なので仕事終わりの飲み会や、接待に行かない。
凱吾の中心は、鈴嶺。

鈴嶺との二人で過ごす時間の為に、日々生きている。

凱吾父「━━━━は?お前、ワガママもいい加減にしろ!」
凱吾「は?ワガママ?
接待に行かないことの、何処がワガママなの?」

凱吾父「これも必要な仕事だ!」

凱吾「は?
クラブで酒を飲みながら女と話をすることの、何処が仕事なの?
仕事をするのに、酒も女も必要ない」

凱吾父「そうだな。仕事をするのには、必要ないな。
しかし、仕事を滞りなく進めるには必要だ。
とにかく、来い!
鈴嶺ちゃんにも、伝えてる」

凱吾「は?鈴嶺に?」
凱吾は、その場ですぐ鈴嶺に電話をかけた。


鈴嶺『凱くん!!嬉しい!
お仕事で遅くなるってお義父様に聞いたから、帰ってくるまで声聞けないと思ってたから!』

凱吾「うん。ごめんね。
できる限り、急いで帰るからね!」
鈴嶺『うん!』

凱吾「一人にしてごめんね……」

鈴嶺『大丈夫だよ!
久しぶりに、パパやママとお外でお食事するの!
だから凱くん、終わったら連絡して?
それに合わせて、私もマンションに帰るから!』

凱吾「そうか。良かった。一人じゃなくて……
わかった。

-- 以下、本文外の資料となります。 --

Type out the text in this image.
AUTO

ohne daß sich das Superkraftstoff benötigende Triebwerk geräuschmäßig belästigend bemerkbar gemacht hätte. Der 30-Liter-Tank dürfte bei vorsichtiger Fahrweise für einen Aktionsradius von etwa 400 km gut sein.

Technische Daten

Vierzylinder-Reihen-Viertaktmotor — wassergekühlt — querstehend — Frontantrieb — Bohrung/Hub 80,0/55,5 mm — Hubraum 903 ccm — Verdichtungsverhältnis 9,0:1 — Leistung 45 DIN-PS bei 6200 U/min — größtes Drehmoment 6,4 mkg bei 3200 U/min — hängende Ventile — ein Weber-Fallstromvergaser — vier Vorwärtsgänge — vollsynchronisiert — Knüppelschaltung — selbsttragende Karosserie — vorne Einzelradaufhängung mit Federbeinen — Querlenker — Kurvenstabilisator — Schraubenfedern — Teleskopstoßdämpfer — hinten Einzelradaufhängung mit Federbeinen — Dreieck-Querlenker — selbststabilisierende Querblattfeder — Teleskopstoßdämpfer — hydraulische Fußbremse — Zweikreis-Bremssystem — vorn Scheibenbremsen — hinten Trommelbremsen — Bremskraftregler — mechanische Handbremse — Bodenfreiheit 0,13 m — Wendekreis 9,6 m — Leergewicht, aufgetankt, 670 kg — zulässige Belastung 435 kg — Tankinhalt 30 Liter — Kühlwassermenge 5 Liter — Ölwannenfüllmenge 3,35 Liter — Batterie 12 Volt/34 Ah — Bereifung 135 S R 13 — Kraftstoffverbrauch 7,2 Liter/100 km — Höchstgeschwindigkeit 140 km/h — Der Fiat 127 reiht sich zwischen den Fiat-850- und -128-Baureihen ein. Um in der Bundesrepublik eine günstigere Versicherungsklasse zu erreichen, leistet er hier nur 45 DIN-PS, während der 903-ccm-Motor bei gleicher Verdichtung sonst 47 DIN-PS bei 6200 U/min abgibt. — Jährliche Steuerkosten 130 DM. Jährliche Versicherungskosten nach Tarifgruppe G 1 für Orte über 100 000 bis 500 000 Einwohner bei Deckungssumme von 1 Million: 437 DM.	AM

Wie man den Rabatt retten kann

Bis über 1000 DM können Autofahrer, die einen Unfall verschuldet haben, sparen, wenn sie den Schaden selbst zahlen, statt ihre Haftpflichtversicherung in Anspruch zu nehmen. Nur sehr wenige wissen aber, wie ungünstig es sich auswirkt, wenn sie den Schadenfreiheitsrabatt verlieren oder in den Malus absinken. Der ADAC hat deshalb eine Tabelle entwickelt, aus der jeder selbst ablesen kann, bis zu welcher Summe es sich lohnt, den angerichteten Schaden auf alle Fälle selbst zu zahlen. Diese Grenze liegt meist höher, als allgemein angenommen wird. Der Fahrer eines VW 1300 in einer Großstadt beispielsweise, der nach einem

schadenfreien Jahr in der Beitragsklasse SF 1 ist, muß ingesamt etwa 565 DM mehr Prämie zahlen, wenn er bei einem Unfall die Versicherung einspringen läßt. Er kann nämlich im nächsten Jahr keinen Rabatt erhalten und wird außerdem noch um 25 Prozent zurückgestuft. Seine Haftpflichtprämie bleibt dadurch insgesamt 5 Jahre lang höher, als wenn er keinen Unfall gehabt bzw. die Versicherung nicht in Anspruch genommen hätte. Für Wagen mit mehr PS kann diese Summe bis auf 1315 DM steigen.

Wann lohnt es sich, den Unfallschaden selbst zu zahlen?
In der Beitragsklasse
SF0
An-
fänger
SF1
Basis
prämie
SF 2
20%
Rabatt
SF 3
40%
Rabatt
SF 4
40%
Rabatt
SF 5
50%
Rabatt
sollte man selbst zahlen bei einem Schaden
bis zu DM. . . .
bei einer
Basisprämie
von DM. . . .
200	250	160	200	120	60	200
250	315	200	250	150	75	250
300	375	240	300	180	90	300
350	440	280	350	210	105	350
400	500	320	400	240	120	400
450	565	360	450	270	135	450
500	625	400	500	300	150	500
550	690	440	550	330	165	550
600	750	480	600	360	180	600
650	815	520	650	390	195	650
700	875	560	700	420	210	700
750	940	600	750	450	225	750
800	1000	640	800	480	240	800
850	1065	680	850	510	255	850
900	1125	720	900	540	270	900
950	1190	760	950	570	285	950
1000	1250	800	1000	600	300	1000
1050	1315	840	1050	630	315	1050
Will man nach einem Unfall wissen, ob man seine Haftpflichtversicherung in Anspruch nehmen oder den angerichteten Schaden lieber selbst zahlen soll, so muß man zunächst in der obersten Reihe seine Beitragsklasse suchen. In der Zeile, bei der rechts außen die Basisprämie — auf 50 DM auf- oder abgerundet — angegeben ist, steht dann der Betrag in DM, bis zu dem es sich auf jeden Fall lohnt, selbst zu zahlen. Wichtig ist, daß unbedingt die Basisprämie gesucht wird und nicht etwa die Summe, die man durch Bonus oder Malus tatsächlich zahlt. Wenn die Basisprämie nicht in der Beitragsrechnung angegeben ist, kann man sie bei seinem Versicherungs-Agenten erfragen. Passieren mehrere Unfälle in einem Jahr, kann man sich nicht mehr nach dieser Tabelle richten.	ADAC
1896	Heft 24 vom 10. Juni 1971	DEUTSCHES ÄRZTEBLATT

終わったら、連絡する!」



そして凱吾は、父親と他役員数名と共にクラブへ向かった。

凱吾「あ、ここ…」

杏樹母「いらっしゃいませ、羽柴様!
…………あら?凱吾くんも!?
初めてよね?
来てくれたの!」

凱吾「はい。こんばんは」

杏樹母「フフ…いらっしゃいませ!
さぁ、どうぞ?」

VIP席に通される。
杏樹母「皆様、今日はありがとうございます!
今、女の子を……あ、杏樹も呼びますわね!」

しばらくして、杏樹が席についた。
杏樹「いらっしゃいま━━━━━え?凱吾!?」

凱吾「………」

杏樹「珍しい!鈴嶺は?」

凱吾「は?」
鋭い視線で杏樹を見る。

凱吾父「おい、凱吾!」

杏樹「怖っ!(笑)
いいんですよ、おじ様!
……………おじ様方は、今日楽しまれてくださいね!」



それから“凱吾以外は”和やかに、酒と話が進んでいく。
そこにボーイが杏樹に耳打ちしてきた。

「杏さん、志田様が来られましたよ」

それを聞いて、杏樹の表情がパッと明るくなった。
その微妙な変化を見て、凱吾は“あ、来たんだ”と察する。